Actions

Work Header

Красный конь, золотая грива

Summary:

"Быть Барановским означало помнить человека на мосту. Помнить его худым большеголовым юношей, рисующим красных коней и иконописных комсомольцев, помнить его нелепым ангелом в кожанке, помнить бой на мосту — и другой бой на мосту.
Какой, к черту, Борька? Борька умер."

Work Text:

Но бывает и худшее горе, оно бывает тогда, когда человека мучают долго, так что он уже «изумлен», то есть уже «ушел из ума» — так об изумлении говорили при пытке дыбой, — и вот мучается человек, и кругом холодное и жесткое дерево, а руки палача или его помощника хотя и жесткие, но теплые и человеческие.
И щекой ласкается человек к теплым рукам, которые его держат, чтобы мучить.
Это — мой кошмар.
В. Шкловский, «Сентиментальное путешествие»


Дверь была приоткрыта и Борька вошел.

Степан лежал на кровати одетый и обутый, лицо упрятано в сгиб локтя.
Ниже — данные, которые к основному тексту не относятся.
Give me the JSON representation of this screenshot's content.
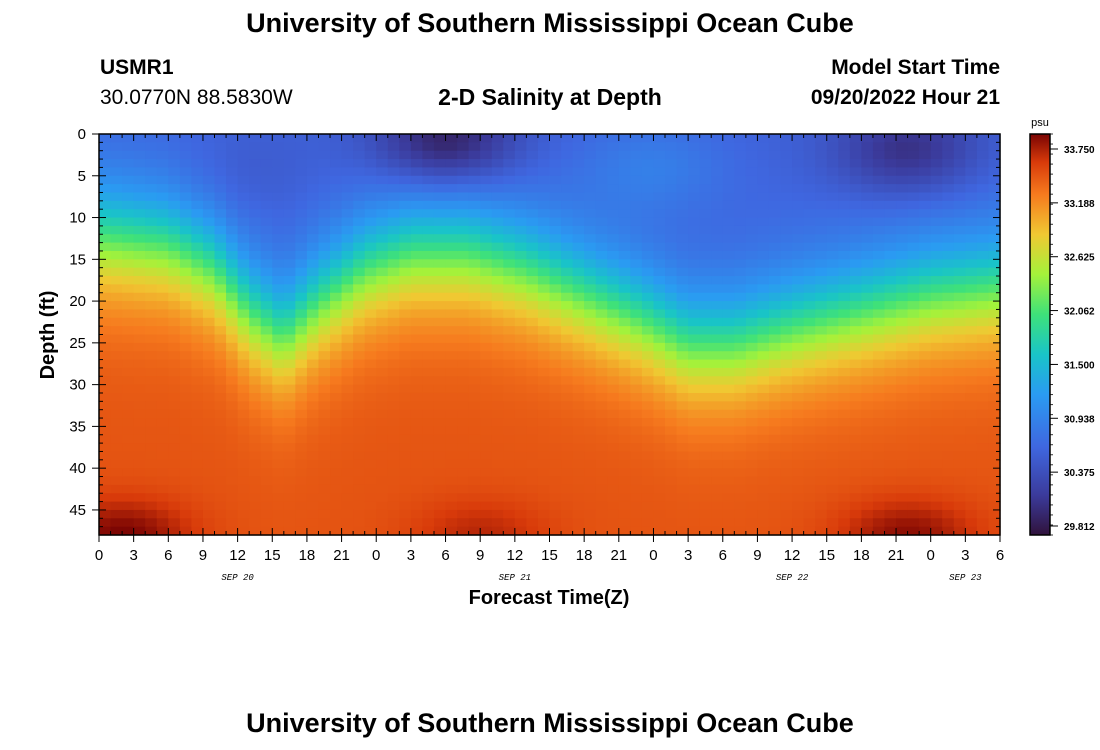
{
  "page": {
    "title_top": "University of Southern Mississippi Ocean Cube",
    "title_bottom": "University of Southern Mississippi Ocean Cube",
    "station_id": "USMR1",
    "coordinates": "30.0770N  88.5830W",
    "plot_title": "2-D Salinity at Depth",
    "model_start_label": "Model Start Time",
    "model_start_value": "09/20/2022 Hour 21"
  },
  "chart_data": {
    "type": "heatmap",
    "title": "2-D Salinity at Depth",
    "xlabel": "Forecast Time(Z)",
    "ylabel": "Depth (ft)",
    "x_tick_labels": [
      "0",
      "3",
      "6",
      "9",
      "12",
      "15",
      "18",
      "21",
      "0",
      "3",
      "6",
      "9",
      "12",
      "15",
      "18",
      "21",
      "0",
      "3",
      "6",
      "9",
      "12",
      "15",
      "18",
      "21",
      "0",
      "3",
      "6"
    ],
    "x_range_hours": [
      0,
      78
    ],
    "date_labels": [
      {
        "label": "SEP 20",
        "hour": 12
      },
      {
        "label": "SEP 21",
        "hour": 36
      },
      {
        "label": "SEP 22",
        "hour": 60
      },
      {
        "label": "SEP 23",
        "hour": 75
      }
    ],
    "y_tick_labels": [
      "0",
      "5",
      "10",
      "15",
      "20",
      "25",
      "30",
      "35",
      "40",
      "45"
    ],
    "y_range_ft": [
      0,
      48
    ],
    "colorbar": {
      "unit": "psu",
      "tick_labels": [
        "33.750",
        "33.188",
        "32.625",
        "32.062",
        "31.500",
        "30.938",
        "30.375",
        "29.812"
      ],
      "range": [
        29.6,
        34.0
      ]
    },
    "halocline_depth_ft": [
      [
        0,
        12
      ],
      [
        6,
        13
      ],
      [
        10,
        16
      ],
      [
        13,
        21
      ],
      [
        16,
        24
      ],
      [
        19,
        20
      ],
      [
        23,
        16
      ],
      [
        27,
        14
      ],
      [
        32,
        14
      ],
      [
        37,
        16
      ],
      [
        42,
        19
      ],
      [
        47,
        22
      ],
      [
        51,
        25
      ],
      [
        55,
        25
      ],
      [
        60,
        23
      ],
      [
        66,
        21
      ],
      [
        72,
        19
      ],
      [
        78,
        18
      ]
    ],
    "surface_minimum_cells": [
      {
        "hour": 30,
        "depth_ft": 1,
        "value": 29.7
      },
      {
        "hour": 70,
        "depth_ft": 2,
        "value": 29.9
      },
      {
        "hour": 12,
        "depth_ft": 5,
        "value": 30.4
      },
      {
        "hour": 48,
        "depth_ft": 4,
        "value": 30.8
      }
    ],
    "bottom_maximum_cells": [
      {
        "hour": 2,
        "depth_ft": 48,
        "value": 34.0
      },
      {
        "hour": 70,
        "depth_ft": 48,
        "value": 33.95
      },
      {
        "hour": 33,
        "depth_ft": 48,
        "value": 33.8
      }
    ],
    "surface_salinity": 30.5,
    "bottom_salinity": 33.55
  }
}
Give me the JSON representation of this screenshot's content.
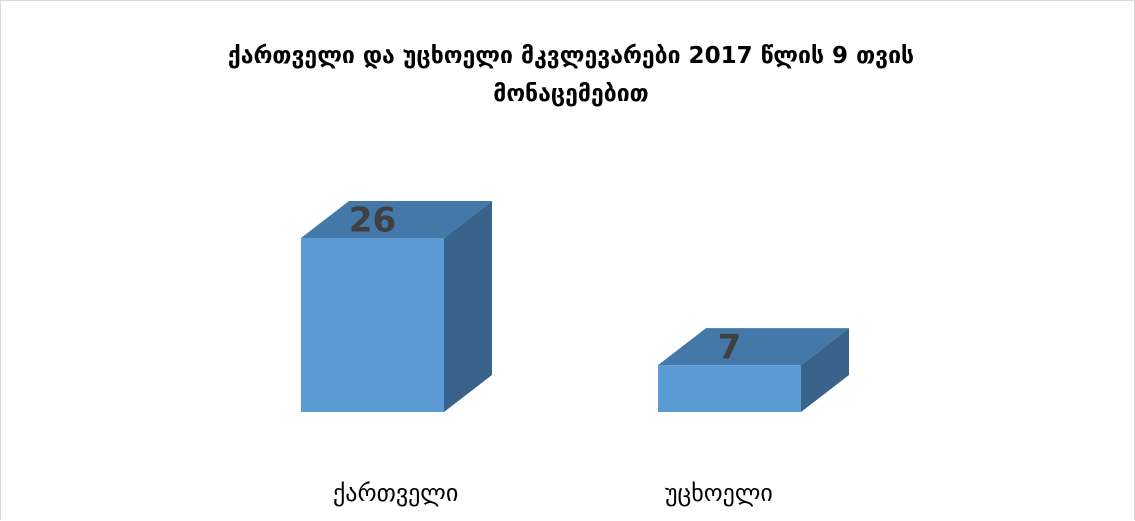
{
  "chart_data": {
    "type": "bar",
    "title": "ქართველი და უცხოელი მკვლევარები 2017 წლის 9 თვის მონაცემებით",
    "categories": [
      "ქართველი",
      "უცხოელი"
    ],
    "values": [
      26,
      7
    ],
    "data_labels": [
      "26",
      "7"
    ],
    "ylim": [
      0,
      26
    ],
    "grid": false,
    "legend": "none",
    "colors": {
      "front": "#5b9bd5",
      "top": "#4478a9",
      "side": "#3a638b"
    }
  }
}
Папка брошена на пол, рисунки рассыпались.

Борька нагнулся, поднял… Не удержался, перелистал еще раз. Скрипнул зубами. Такая красота. Почему же не взяли? Ведь понятно: не взяли — раз аккуратист Рогов так приуныл, что завалился на постель в ботинках…

— Реакционно, — медленно проговорил Степан, не меняя позы. — Поповщина.

На рисунке красные кони несли над землей тачанку. Распластанные в полете, изгибали драконьи шеи, попирали небо тонкими ногами, плескали на ветру золотыми гривами… И боец, упруго согнутый, напряженный и легкий, натягивал поводья, а за его спиной шинель разлеталась изломанными складками…

— Какая же это поповщина? Это у тебя Тор на колеснице получился, — улыбнулся Борька.
— Шибко ты умный. А вот они там в комиссии — не шибко. Поповщина.

Следующий рисунок — будущий титульный лист. Павка Корчагин, сжимая карандаш, глядел на читателя глазами пророка Иеремии.

— Слушай, ну ты же гусей дразнишь просто со страшной силой. Зачем эта иконописная манера?
— Это стилизация под византийскую манеру. Я же не виноват, что она дошла до нас через иконы. И стилизация совсем не точная, я только… поиграл с пропорциями.
— Зачем?
— Не знаю. Это казалось… правильным.

Еще рисунок — Павка навсегда расстается с Тоней. Ну, ёлки-палки…

— Вот посмотри мне в глаза и скажи, что тут ничего общего с Noli me tangere.
— Где? — Степан вскинулся. Борька передал ему рисунок. Степан всмотрелся, взъерошил волосы.
— Вот чёрт… Борька, ну веришь, и в голову не приходило.

Борька верил. Врать Степан не умел совершенно. Вот только полгода назад он этим своим Эль Греко проел Борьке плешь.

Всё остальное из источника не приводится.